A lot of the ideas in the discussion here are already available in switches and routers as QualityOfService? (QoS) and ClassOfService? (CoS) options. Giving users and applications different types, flow rates and quantities of bandwidth based on role and need. I.e. Variable bit rate, committed bit rate etc. Video and voice which are continuous need to be shaped differently than email which is more intermittent. In the context of a Wiki there must be a way to convert some of these ideas without ReinventingTheWheel.


Side note: There would probably have to be a limit on the amount of flow you can assign to any one user, which is less than the total required to become highly trusted - otherwise it would only take one person's 'vote' to give an otherwise unknown user trusted powers.

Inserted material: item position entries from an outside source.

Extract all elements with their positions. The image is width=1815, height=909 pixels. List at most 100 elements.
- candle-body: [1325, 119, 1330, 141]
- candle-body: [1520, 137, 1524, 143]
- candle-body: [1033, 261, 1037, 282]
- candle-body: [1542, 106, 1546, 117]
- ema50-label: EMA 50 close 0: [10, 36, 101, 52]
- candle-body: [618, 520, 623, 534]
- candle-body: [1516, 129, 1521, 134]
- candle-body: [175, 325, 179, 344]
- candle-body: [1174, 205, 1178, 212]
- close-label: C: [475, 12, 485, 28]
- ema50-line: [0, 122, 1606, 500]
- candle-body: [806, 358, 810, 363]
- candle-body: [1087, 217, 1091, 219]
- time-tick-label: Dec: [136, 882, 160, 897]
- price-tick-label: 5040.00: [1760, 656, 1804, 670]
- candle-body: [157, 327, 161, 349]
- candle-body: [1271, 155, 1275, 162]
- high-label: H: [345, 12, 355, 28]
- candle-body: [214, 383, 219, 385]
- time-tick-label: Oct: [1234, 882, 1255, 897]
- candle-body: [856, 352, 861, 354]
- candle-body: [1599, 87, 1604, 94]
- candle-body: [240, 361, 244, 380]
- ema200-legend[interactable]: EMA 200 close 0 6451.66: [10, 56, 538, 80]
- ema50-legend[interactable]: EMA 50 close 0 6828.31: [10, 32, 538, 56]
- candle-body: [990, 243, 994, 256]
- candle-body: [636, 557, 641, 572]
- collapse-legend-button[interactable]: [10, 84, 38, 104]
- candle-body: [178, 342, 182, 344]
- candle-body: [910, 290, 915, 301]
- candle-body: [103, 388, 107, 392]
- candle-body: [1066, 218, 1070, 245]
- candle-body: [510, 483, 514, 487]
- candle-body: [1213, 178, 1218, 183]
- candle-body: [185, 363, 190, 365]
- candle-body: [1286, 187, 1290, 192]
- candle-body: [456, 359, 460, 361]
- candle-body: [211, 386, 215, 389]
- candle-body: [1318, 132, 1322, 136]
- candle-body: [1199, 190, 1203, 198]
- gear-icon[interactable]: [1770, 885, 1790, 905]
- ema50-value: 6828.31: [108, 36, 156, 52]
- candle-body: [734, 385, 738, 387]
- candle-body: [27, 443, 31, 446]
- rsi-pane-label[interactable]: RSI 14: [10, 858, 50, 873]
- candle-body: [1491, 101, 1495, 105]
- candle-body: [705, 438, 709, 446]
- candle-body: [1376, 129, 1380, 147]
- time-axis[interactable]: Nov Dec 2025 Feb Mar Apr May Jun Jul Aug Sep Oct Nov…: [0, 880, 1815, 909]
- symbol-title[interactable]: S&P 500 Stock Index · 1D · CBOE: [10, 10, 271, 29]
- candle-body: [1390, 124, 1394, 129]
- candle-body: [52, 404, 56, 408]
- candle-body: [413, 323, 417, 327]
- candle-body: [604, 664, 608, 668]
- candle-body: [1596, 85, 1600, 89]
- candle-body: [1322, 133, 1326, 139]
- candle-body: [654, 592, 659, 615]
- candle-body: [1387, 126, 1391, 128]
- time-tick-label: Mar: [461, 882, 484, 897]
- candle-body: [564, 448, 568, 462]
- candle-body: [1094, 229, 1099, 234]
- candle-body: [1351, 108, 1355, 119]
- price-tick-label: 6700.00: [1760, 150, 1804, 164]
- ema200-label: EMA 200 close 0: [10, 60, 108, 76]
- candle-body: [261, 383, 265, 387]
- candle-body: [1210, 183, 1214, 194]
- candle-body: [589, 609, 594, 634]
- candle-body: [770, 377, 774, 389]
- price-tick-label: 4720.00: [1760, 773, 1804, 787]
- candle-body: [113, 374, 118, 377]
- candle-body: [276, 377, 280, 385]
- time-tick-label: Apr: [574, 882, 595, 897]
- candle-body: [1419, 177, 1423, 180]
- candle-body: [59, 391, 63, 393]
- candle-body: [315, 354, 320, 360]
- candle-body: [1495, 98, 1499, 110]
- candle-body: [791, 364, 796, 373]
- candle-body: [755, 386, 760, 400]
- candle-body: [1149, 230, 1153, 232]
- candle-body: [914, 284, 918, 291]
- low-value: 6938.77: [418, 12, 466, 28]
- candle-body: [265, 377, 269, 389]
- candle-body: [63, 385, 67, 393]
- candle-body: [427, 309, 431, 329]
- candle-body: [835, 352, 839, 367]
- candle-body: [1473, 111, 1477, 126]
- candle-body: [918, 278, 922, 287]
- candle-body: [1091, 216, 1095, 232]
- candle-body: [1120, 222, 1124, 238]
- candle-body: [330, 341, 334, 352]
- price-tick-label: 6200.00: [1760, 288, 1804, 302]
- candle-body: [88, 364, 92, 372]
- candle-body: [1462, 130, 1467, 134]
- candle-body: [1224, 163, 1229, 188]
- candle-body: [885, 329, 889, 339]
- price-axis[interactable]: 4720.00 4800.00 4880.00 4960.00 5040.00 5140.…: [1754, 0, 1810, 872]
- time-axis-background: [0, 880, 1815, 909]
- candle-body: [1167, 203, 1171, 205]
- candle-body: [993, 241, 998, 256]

Say it takes 300 flow to become "highly trusted", and a system puts a cap of a maximum of 100 flow that one person can assign to any one other person.

If one person controls 3 sock puppets, and somehow tricks people into giving each one a total of 100 flow. Then that person could leverage that trust into creating an infinite number of sock puppets, each of which has over 300 flow (and becomes "highly trusted").

Fortunately, as soon as the people who were tricked revoke enough of their flow to bring the total below 300, then all of those sock puppets simultaneously become no longer "highly trusted". We don't have a "whack-a-mole" problem.


a spam-resistant email infrastructure

That really caught my eye. So this is a potential SpamSolutions?

But I'm a bit puzzled as to how exactly it would work. Certainly I could state I "trust" Alice 1000 units, which would somehow allow Alice to send more email. But currently most spam involves a spammer impersonating someone else. What stops some spammer from impersonating Alice, annoying me and DOSing Alice? And once you've worked out a way to stop that spammer from impersonating Alice, couldn't you use that method to stop most spam, without a CapacityConstrainedFlowNetwork?